Found 8 outliers among 100 measurements (8.00%)
  2 (2.00%) high mild
  6 (6.00%) high severe
kinto-b commented 3 months ago

also thanks for reviewing these PRs. If there's anything else you think I might be able to work on, let me know :)

Philippe-Cholet commented 3 months ago

I think the "Squash and merge" option is not selected (and I'm not the owner). I'll merge as is.

Thanks for the benchmarks. -65% is nice right? The benchmark does repeatedly .nth(0)s ... .nth(9)s so it does not give much info on each nth(n) though. nth(n) was n+1 heap-allocations before and is now only one, thanks! I think it's roughly n+1 faster.

About making nth even more performant with the "combinatorial number system", it would require to store state field (and therefore update elsewhere too) or use my remaining_for function each time nth is called. I guess it would be fantastic for .nth(/*big*/n). I could imagine

#[inline(never)]
fn nth_perf(&mut self, n: usize) ... { ... }

fn nth(&mut self, n: usize) ... {
    if n == 0 { ... }
    if n >= ARBITRARY_VALUE { return self.nth_perf(n); }
    ...
}

but I wonder if it's worth the trouble. With Vec items, our combinations are more convenient than truly performant. It's nice to have a specialized nth but for more critical performance, another entire implementation could be better. Without people asking for it, I tend to think we should not.

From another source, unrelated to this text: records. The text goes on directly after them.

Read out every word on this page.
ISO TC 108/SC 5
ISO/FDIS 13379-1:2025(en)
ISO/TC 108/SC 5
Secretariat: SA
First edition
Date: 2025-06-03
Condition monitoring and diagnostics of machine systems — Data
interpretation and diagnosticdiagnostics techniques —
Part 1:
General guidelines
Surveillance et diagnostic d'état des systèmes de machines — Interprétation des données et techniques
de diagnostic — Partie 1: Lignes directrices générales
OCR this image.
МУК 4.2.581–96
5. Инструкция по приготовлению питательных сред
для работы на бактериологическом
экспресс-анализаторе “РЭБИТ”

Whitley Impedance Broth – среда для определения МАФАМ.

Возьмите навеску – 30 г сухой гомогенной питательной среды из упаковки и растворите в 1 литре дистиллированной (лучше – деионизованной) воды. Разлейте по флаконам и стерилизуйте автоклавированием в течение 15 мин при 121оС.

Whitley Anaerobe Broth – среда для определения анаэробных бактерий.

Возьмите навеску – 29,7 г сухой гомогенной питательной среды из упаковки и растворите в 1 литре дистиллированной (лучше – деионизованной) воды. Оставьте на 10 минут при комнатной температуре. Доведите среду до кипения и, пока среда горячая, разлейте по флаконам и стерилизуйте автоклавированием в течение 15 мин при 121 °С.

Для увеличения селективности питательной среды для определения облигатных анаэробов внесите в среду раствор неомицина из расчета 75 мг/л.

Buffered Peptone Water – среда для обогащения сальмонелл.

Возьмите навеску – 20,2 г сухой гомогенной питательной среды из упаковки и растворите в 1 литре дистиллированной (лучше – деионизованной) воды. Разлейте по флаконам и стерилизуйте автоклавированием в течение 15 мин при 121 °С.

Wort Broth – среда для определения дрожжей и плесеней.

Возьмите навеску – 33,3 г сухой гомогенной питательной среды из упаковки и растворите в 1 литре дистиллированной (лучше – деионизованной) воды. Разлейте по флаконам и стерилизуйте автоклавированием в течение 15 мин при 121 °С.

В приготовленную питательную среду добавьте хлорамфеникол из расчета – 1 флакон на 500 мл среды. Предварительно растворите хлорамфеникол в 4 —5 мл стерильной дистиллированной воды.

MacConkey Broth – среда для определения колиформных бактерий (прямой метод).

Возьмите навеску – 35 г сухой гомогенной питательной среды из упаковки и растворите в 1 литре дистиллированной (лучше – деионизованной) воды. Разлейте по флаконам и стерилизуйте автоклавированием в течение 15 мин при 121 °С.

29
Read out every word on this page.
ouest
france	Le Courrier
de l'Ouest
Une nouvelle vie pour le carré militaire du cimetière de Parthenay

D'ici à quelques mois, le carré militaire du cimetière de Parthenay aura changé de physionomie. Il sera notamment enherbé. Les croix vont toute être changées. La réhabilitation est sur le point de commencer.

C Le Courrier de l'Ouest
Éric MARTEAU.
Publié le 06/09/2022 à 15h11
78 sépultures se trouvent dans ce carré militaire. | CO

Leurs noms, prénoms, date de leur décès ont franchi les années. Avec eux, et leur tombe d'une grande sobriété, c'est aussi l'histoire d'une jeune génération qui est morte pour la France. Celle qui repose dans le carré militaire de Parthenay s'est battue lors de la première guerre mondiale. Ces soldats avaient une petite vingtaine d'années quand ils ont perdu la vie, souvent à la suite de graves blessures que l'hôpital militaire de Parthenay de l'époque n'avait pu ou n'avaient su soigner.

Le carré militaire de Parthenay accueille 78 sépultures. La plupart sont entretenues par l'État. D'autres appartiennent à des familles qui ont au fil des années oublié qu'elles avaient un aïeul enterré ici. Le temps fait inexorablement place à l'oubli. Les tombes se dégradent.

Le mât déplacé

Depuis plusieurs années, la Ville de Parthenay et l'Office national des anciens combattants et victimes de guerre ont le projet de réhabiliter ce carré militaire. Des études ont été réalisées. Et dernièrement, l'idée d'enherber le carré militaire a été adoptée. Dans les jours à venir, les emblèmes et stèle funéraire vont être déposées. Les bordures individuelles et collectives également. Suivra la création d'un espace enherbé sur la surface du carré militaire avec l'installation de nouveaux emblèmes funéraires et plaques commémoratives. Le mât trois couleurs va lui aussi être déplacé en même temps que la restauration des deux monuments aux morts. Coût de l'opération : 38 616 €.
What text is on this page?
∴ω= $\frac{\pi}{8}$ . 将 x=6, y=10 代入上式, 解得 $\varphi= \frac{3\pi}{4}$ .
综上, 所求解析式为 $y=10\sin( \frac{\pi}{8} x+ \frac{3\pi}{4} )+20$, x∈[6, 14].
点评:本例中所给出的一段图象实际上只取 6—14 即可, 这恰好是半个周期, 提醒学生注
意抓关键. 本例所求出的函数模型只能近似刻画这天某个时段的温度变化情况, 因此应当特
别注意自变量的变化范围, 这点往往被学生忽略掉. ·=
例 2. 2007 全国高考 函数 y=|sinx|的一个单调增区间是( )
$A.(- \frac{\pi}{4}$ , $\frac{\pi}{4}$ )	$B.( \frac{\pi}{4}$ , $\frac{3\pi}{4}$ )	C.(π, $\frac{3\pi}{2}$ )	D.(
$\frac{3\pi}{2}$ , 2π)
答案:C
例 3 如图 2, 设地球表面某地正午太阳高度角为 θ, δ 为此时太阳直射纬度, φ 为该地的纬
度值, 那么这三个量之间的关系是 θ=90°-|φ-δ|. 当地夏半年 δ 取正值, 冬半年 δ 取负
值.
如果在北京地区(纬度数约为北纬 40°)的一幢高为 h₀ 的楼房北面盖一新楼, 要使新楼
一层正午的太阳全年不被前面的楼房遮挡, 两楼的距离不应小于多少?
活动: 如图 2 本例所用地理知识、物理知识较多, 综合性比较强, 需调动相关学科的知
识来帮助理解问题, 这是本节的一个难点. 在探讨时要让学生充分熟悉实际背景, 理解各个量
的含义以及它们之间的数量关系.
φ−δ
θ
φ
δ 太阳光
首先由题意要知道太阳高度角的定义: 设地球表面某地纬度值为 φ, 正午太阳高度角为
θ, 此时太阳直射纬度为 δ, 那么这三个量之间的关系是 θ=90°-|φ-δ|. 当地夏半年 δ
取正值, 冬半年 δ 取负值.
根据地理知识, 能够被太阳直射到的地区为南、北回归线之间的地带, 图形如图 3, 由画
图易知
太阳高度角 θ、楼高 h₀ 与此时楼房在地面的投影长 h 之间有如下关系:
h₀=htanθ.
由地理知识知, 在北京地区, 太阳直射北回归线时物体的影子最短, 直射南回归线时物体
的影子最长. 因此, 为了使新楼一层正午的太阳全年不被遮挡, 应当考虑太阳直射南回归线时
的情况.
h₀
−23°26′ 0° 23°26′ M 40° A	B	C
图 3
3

also thanks for reviewing these PRs. If there's anything else you think I might be able to work on, let me know :)

Well, I'll surely mention you soon.

EDIT: @kinto-b Do you want to make an helper function that does indices.iter().map(index then clone).collect() and reduce code duplication? There are also other fold specializations and some other nth, count, last specializations too.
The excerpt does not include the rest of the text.